In flatter hierarchies, people may be leading cross-departmental project teams at certain times, though their organizational structure gives them no formal authority.

Over on Harvard Management Essentials, Christina Bielaszka-DuVernay summarizes the five steps to leading when you’re not the boss, taken from the book that was called Lateral Leadership: getting things done when you’re not the boss, but in its latest edition is called Getting It Done: How to Lead When You’re Not in Charge.

One may seem obvious. Two and Three seem the ‘killer apps’ in this list, especially Three (conduct mini-reviews and adapt as you go), which I think is the most powerful advice in here. Five (feedback) is hard to do in the way described if the people you are giving feedback to are technically ‘above’ you in terms of seniority.

1. Establish goals
People accomplish the most when they have a clear set of objectives. It follows that any group’s first order of business is to write down exactly what it hopes to achieve. The person who asks the question “Can we start by clarifying our goals here?”–and who then assumes the lead in discussing and drafting those goals–is automatically taking a leadership role, whatever his or her position.

2. Think systematically
Observe your next meeting: people typically plunge right into the topic at hand and start arguing over what to do. Effective leaders, by contrast, learn to think systematically–that is, they gather and lay out the necessary data, analyze the causes of the situation, and propose actions based on this analysis. In a group, leaders help keep participants focused by asking appropriate questions. Do we have the information we need to analyze this situation? Can we focus on figuring out the causes of the problem we’re trying to solve?

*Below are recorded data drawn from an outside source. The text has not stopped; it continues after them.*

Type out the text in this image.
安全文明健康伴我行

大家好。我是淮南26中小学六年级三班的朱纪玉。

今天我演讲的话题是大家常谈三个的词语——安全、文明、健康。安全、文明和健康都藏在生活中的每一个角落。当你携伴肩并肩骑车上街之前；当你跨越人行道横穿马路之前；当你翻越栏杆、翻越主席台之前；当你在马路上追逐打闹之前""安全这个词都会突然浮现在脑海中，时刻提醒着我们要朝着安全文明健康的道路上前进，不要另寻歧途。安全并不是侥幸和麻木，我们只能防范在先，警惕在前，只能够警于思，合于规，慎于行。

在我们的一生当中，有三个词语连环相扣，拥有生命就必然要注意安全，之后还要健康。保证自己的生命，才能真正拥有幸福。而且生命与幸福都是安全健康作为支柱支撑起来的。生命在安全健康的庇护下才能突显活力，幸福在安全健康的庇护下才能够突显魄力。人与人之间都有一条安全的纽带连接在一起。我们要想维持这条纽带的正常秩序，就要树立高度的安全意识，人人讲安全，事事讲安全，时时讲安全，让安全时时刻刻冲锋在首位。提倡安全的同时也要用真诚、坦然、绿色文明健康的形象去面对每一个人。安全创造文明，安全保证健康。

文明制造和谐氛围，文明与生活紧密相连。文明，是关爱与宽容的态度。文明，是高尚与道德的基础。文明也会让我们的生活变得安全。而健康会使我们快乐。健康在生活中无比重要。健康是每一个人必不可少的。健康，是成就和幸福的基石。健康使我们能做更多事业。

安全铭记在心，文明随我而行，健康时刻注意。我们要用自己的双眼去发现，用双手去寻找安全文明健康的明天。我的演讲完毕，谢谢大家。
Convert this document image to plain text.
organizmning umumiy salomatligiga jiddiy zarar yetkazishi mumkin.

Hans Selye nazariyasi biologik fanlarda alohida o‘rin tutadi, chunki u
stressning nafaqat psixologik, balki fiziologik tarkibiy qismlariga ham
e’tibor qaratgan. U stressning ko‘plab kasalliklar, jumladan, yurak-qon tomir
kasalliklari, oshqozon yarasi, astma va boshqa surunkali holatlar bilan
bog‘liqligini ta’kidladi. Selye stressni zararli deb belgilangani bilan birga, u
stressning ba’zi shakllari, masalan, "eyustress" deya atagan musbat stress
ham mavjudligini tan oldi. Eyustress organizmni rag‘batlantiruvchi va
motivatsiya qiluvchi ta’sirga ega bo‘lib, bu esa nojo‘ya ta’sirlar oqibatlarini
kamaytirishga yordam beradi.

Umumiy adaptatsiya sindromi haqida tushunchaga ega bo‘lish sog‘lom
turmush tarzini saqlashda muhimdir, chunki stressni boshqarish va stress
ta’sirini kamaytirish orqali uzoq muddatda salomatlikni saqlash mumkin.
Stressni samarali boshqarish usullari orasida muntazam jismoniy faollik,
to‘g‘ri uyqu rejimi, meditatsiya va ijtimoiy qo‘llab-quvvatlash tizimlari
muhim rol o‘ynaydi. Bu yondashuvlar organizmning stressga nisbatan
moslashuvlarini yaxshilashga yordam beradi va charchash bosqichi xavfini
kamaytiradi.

3. Learn from experience–while it’s happening
Teams often plow ahead on a project, then conduct a review at the end to figure out what they learned. But it’s more effective for teams (or individuals) to learn as they go along. Anyone who prompts the group to engage in regular minireviews and learn from them is playing a de facto leadership role.

4. Engage others
Suggest writing down a list of chores and matching them up with individuals or subgroups. If no one wants a particular task, brainstorm ways to make that task more interesting or challenging. Help draw out the group’s quieter members so that everyone feels a part of the overall project.

5. Provide feedback
If you’re not the boss, what kind of feedback can you provide? One thing that’s always valued is simple appreciation–“I thought you did a great job in there.” Sometimes, too, you’ll be in a position to help people improve their performance through coaching….Offer thoughtful suggestions for improvement, being careful to explain the observation and reasoning that lie behind them.